My wonderful faith is what got me through the unwelcome and unexpected membership in a group I never imagined I'd be in--those who have lost loved ones to suicide. There are so many more added burdens with this kind of death. In order to try to make sense of it, loved ones secretly or openly wonder what they did to cause it or what they could have done to prevent it. Just after our son died, October conference blessed our lives. Our Prophet, President Monson gave the very advice we needed when he said not to play the "if only" or "what if" game. It is not productive and serves only to needlessly torture us. This is especially true for mothers, who feel so responsible for children and what becomes of them. When a mother loses a child, especially to death through suicide, her thoughts beg the question, "What will be the disposition of my child in the next life?" The Gospel of Jesus Christ taught me that illness (depression or other illness) is not transgression and that through the Atonement of our Savior, we can live with our son again and be an eternal family. What comforting doctrine!
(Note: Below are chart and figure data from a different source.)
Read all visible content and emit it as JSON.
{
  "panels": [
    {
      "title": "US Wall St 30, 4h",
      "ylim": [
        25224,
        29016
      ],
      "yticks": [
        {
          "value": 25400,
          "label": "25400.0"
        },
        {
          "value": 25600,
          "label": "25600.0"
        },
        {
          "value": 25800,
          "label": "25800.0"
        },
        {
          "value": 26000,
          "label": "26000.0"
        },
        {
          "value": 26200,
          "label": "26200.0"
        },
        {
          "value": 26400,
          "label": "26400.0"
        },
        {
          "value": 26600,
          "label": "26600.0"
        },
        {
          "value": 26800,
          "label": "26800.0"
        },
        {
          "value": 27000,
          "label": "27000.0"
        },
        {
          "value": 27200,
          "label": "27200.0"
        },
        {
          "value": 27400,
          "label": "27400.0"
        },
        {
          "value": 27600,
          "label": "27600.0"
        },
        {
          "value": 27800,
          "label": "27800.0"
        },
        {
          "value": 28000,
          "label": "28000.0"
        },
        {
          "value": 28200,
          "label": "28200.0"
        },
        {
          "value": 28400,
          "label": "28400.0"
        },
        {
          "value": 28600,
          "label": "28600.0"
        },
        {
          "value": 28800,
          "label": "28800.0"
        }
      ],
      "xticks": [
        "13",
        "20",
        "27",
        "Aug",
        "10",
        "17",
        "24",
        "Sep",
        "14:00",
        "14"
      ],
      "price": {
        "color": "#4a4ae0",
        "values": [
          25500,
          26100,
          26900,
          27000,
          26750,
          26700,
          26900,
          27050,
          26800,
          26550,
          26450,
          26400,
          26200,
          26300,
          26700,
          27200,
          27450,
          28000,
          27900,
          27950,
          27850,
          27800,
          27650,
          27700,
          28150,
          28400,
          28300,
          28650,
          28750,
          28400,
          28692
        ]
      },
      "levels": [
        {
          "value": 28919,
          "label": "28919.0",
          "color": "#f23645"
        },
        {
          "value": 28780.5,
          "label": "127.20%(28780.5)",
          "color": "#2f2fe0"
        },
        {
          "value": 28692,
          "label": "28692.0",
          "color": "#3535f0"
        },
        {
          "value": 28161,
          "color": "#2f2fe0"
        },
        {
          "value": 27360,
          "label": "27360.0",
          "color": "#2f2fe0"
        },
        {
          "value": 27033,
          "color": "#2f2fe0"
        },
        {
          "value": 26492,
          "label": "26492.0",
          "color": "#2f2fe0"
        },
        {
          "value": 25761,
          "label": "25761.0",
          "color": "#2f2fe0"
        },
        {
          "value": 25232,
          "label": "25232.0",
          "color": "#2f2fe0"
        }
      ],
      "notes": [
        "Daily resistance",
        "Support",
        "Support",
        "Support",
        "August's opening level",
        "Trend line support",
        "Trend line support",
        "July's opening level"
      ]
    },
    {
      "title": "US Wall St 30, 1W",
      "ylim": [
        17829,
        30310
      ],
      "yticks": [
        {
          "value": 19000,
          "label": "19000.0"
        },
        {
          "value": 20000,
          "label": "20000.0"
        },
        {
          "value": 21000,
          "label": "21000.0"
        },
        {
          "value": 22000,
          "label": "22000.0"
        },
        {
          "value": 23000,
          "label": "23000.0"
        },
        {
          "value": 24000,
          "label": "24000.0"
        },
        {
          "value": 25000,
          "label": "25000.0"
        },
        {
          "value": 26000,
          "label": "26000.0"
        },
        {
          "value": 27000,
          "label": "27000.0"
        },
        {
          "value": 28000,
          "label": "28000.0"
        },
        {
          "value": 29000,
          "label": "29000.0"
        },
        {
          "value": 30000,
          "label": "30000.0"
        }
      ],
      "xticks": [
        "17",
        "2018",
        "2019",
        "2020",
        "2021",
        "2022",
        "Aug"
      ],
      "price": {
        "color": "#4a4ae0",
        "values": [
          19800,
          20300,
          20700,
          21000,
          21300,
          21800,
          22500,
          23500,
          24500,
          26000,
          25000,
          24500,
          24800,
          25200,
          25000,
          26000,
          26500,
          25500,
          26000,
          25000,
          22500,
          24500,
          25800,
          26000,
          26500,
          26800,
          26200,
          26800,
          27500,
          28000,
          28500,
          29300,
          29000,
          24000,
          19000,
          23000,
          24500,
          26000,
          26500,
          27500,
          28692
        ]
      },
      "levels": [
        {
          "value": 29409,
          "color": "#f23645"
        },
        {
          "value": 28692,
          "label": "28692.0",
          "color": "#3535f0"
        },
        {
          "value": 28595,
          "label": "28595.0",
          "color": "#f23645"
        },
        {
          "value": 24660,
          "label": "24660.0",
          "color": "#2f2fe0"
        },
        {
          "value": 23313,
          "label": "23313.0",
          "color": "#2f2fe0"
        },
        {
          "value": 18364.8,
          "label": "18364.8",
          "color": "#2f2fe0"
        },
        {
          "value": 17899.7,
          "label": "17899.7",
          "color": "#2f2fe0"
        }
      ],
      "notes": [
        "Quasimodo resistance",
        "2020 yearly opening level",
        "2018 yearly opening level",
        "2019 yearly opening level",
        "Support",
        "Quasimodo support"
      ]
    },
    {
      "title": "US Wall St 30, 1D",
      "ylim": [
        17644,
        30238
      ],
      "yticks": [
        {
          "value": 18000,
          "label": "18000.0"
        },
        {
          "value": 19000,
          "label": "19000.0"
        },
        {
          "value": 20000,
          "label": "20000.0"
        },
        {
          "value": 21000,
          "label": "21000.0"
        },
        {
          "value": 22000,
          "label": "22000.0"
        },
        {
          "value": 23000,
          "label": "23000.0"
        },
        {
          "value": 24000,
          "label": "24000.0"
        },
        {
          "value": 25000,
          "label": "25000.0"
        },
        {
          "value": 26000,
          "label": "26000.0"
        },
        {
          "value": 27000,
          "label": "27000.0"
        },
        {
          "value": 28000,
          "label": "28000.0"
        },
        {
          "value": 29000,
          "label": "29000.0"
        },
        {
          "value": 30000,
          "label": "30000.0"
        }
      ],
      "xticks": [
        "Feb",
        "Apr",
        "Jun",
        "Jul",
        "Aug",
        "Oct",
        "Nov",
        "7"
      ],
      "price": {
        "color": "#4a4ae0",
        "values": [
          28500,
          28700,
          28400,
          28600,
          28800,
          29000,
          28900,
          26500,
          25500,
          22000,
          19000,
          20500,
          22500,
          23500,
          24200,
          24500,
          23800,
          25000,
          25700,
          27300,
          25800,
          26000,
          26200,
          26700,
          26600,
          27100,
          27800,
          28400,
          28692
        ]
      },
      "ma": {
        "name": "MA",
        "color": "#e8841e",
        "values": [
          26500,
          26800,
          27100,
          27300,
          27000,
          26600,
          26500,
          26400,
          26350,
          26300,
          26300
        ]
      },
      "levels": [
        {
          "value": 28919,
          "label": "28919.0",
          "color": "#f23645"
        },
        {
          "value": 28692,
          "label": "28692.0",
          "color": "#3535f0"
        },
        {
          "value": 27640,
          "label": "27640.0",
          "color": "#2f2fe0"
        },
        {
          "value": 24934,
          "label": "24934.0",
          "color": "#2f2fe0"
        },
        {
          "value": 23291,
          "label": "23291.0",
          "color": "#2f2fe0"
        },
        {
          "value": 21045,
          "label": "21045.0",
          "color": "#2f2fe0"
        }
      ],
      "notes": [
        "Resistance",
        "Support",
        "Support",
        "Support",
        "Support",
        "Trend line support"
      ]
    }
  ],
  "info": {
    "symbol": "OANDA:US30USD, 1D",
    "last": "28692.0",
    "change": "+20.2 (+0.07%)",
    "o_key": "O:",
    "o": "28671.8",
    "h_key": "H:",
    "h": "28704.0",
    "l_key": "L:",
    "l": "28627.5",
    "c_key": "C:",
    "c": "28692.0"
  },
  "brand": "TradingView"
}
Right after he died, I remember having a period when my grief knew no bounds and it felt like my energy and spirit were being absorbed into a vast space. But my father gave me a Priesthood Blessing that gave me such comfort and by the time the funeral was over, I had a strange but very welcome feeling descend on me--one of profound gratitude! This sweet feeling stayed with me a long time and felt like a pillow around my heart that wouldn't let the stabbing pain in. Even though I had to go through the grieving process, and it is a long process, I was given the gift of comfort and peace. It's been 15 years since we lost our son. I've been asked how long the grief lasts. I don't think it ever really goes away, but it gets softer, and that is tender mercy. I love the Lord SO MUCH and am now serving a mission with my husband to try to pay Him back for the many blessings he's given us.